Recent advances in object detection are driven by the success of region proposal methods (e.g., [4]) and region-based convolutional neural networks (R-CNNs) [5].Now, proposals are the test-time computational bottleneck in state-of-the-art detection systems.
#区域建议方法以及基于区域卷积神经网络的成功极大地促进了目标检测的进步.目前Proposals算法已经成为影响state-of-art检测系统测试时间的瓶颈.

Region proposal methods typically rely on inexpensive features and economical inference schemes.Selective Search [4], one of the most popular methods, greedily merges superpixels based on engineered low-level features. Yet when compared to efficient detection networks [2], Selective Search is an order of magnitude slower, at 2 seconds per image in a CPU implementation. EdgeBoxes [6] currently provides the best tradeoff between proposal quality and speed,at 0.2 seconds per image. Nevertheless, the region proposal step still consumes as much running time as the detection network.
#区域建议方法通常依赖于经济的特征提取及推理方案.Selective Search[4],一种最流行的方法,使用贪婪算法合并基于低维度特征的超像素.当然与文献[2]所述的高效检测网络相比,Selective Proposal运行速度依然低了一个数量级,其使用CPU处理每张照片所需的时间为2秒.而Edge Boxes[6]最近实现了区域质量和速度的折衷,达到了每张图片0.2秒.尽管如此,区域建议这个步骤仍然是检测网络中最消耗时间的.

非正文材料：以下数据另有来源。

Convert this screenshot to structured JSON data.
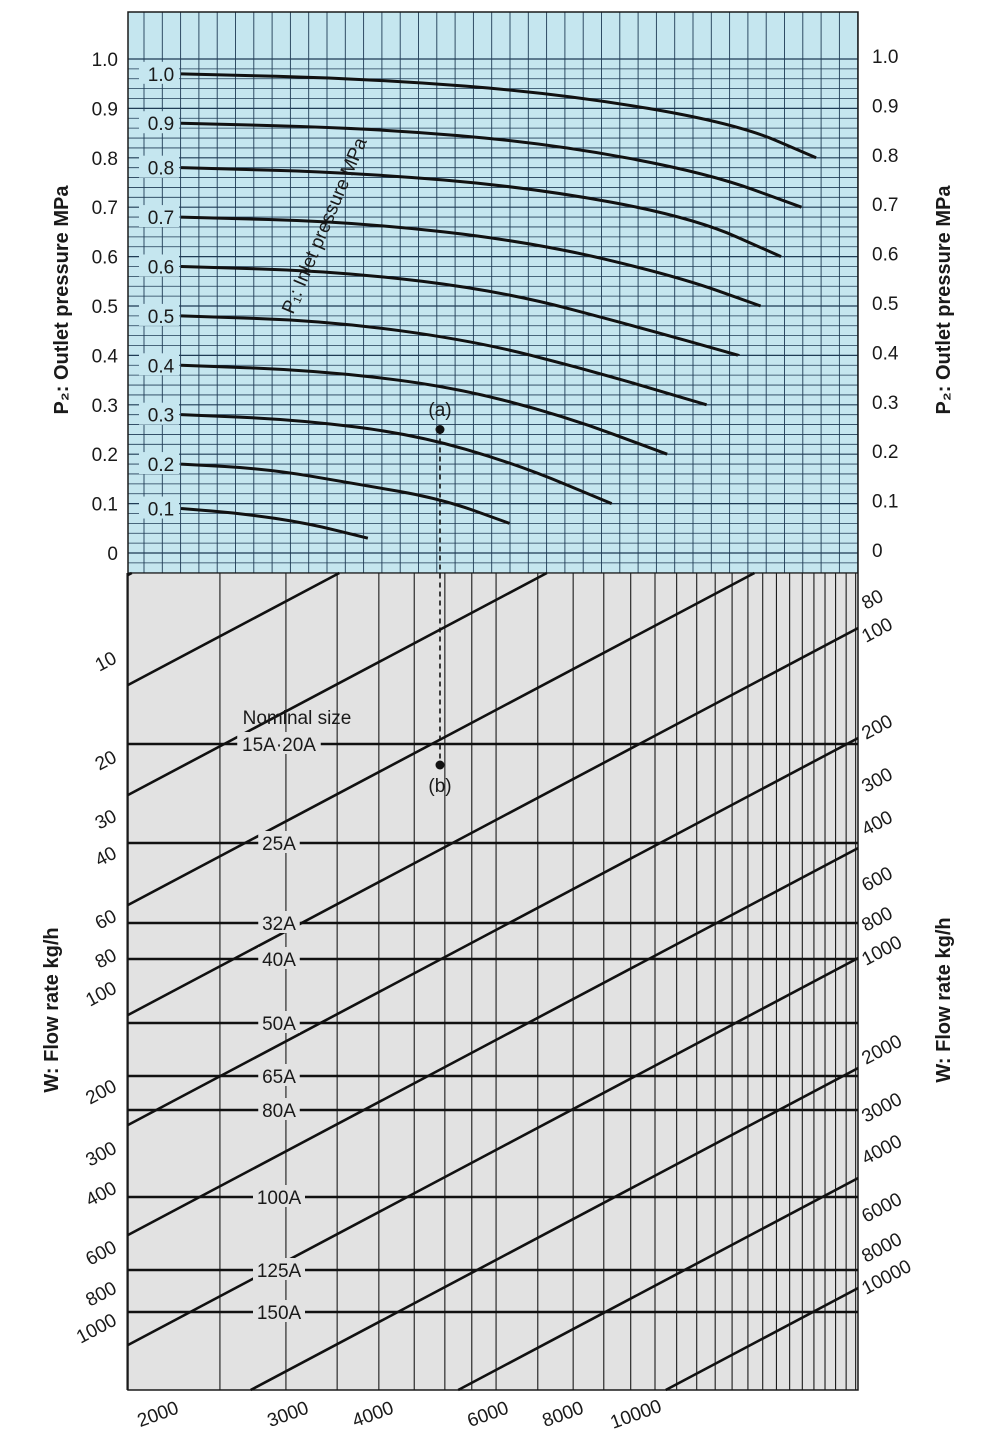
{
  "chart_data": {
    "type": "line",
    "title": "",
    "upper_panel": {
      "ylabel_left": "P₂: Outlet pressure MPa",
      "ylabel_right": "P₂: Outlet pressure MPa",
      "ylim": [
        0,
        1.0
      ],
      "yticks": [
        "0",
        "0.1",
        "0.2",
        "0.3",
        "0.4",
        "0.5",
        "0.6",
        "0.7",
        "0.8",
        "0.9",
        "1.0"
      ],
      "curve_set_label": "P₁: Inlet pressure MPa",
      "series": [
        {
          "name": "0.1",
          "points": [
            [
              0.0,
              0.09
            ],
            [
              0.42,
              0.08
            ],
            [
              0.87,
              0.06
            ],
            [
              1.28,
              0.03
            ]
          ]
        },
        {
          "name": "0.2",
          "points": [
            [
              0.0,
              0.18
            ],
            [
              0.6,
              0.17
            ],
            [
              1.2,
              0.14
            ],
            [
              1.78,
              0.11
            ],
            [
              2.25,
              0.06
            ]
          ]
        },
        {
          "name": "0.3",
          "points": [
            [
              0.0,
              0.28
            ],
            [
              0.8,
              0.27
            ],
            [
              1.6,
              0.24
            ],
            [
              2.3,
              0.18
            ],
            [
              2.95,
              0.1
            ]
          ]
        },
        {
          "name": "0.4",
          "points": [
            [
              0.0,
              0.38
            ],
            [
              0.9,
              0.37
            ],
            [
              1.8,
              0.34
            ],
            [
              2.6,
              0.28
            ],
            [
              3.33,
              0.2
            ]
          ]
        },
        {
          "name": "0.5",
          "points": [
            [
              0.0,
              0.48
            ],
            [
              1.0,
              0.47
            ],
            [
              2.0,
              0.43
            ],
            [
              2.8,
              0.37
            ],
            [
              3.6,
              0.3
            ]
          ]
        },
        {
          "name": "0.6",
          "points": [
            [
              0.0,
              0.58
            ],
            [
              1.1,
              0.57
            ],
            [
              2.2,
              0.53
            ],
            [
              3.1,
              0.46
            ],
            [
              3.82,
              0.4
            ]
          ]
        },
        {
          "name": "0.7",
          "points": [
            [
              0.0,
              0.68
            ],
            [
              1.2,
              0.67
            ],
            [
              2.4,
              0.63
            ],
            [
              3.4,
              0.56
            ],
            [
              3.97,
              0.5
            ]
          ]
        },
        {
          "name": "0.8",
          "points": [
            [
              0.0,
              0.78
            ],
            [
              1.2,
              0.77
            ],
            [
              2.4,
              0.74
            ],
            [
              3.5,
              0.68
            ],
            [
              4.11,
              0.6
            ]
          ]
        },
        {
          "name": "0.9",
          "points": [
            [
              0.0,
              0.87
            ],
            [
              1.3,
              0.86
            ],
            [
              2.5,
              0.83
            ],
            [
              3.6,
              0.77
            ],
            [
              4.25,
              0.7
            ]
          ]
        },
        {
          "name": "1.0",
          "points": [
            [
              0.0,
              0.97
            ],
            [
              1.3,
              0.96
            ],
            [
              2.6,
              0.93
            ],
            [
              3.8,
              0.87
            ],
            [
              4.35,
              0.8
            ]
          ]
        }
      ],
      "example_point": {
        "label": "(a)",
        "p1": 0.3,
        "p2": 0.25
      }
    },
    "lower_panel": {
      "nominal_size_title": "Nominal size",
      "nominal_sizes": [
        "15A·20A",
        "25A",
        "32A",
        "40A",
        "50A",
        "65A",
        "80A",
        "100A",
        "125A",
        "150A"
      ],
      "flow_left_ticks": [
        "10",
        "20",
        "30",
        "40",
        "60",
        "80",
        "100",
        "200",
        "300",
        "400",
        "600",
        "800",
        "1000"
      ],
      "flow_right_ticks": [
        "80",
        "100",
        "200",
        "300",
        "400",
        "600",
        "800",
        "1000",
        "2000",
        "3000",
        "4000",
        "6000",
        "8000",
        "10000"
      ],
      "flow_bottom_ticks": [
        "2000",
        "3000",
        "4000",
        "6000",
        "8000",
        "10000"
      ],
      "ylabel_left": "W: Flow rate kg/h",
      "ylabel_right": "W: Flow rate kg/h",
      "example_point": {
        "label": "(b)"
      }
    }
  }
}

One may note that fast region-based CNNs taken advantage of GPUs, while the region proposal methods used in research are implemented on the CPU,making such runtime comparisons inequitable. An obvious way to accelerate proposal computation is to reimplement it for the GPU.
#你可能会注意到基于区域的快速CNN有效利用了GPU,而研究中所使用的区域建议方法仍然是基于CPU实现的,这样进行运行时间上的对比有点不太公平.一个明显的方法是通过在GPU上运行达到加速区域建议运算的效果.

In this paper, we show that an algorithmic change-computing proposals with a deep convolutional neural network—leads to an elegant and effective solution where proposal computation is nearly cost-free given the detection network’s computation.
#在这篇论文中,我们展示了一种算法上的改进,使用深度神经网络改进区域建议,从而实现一个优雅而高效的解决方案,而其中区域建议几乎不占用运算资源.

Our observation is that the convolutional feature maps used by region-based detectors, like Fast R-CNN, can also be used for generating region proposals. On top of these convolutional features, we construct an RPN by adding a few additional convolutional layers that simultaneously regress region bounds and objectness scores at each location on a regular grid.
#我们发现类似Fast R-CNN这种基于区域的检测网络卷积特征图也可以用于产生区域建议.在这些卷积特征的顶部,我们通过添加少数额外的卷积层来构建RPN实现常规尺度下对区域边界和分类得分的同时回归.

RPNs are designed to efficiently predict region proposals with a wide range of scales and aspect ratios. In contrast to prevalent methods [8], [9], [1], [2] that use pyramids of images (Figure 1, a) or pyramids of filters(Figure 1, b), we introduce novel “anchor” boxes that serve as references at multiple scales and aspect ratios. Our scheme can be thought of as a pyramid of regression references (Figure 1, c), which avoids enumerating images or filters of multiple scales or aspect ratios.
#RPN被设计用于产生不同尺度和宽高比的区域建议.相比于流形的使用图像金字塔(图1,a)或滤波金字塔(图1,b),我们引入了"anchor" box概念用于充当多尺度和宽高比的参考.我们的方法被认为可以充当回归参考金字塔(图1,c),这份方法避免了对不同尺度及宽高比图像及滤波器的枚举.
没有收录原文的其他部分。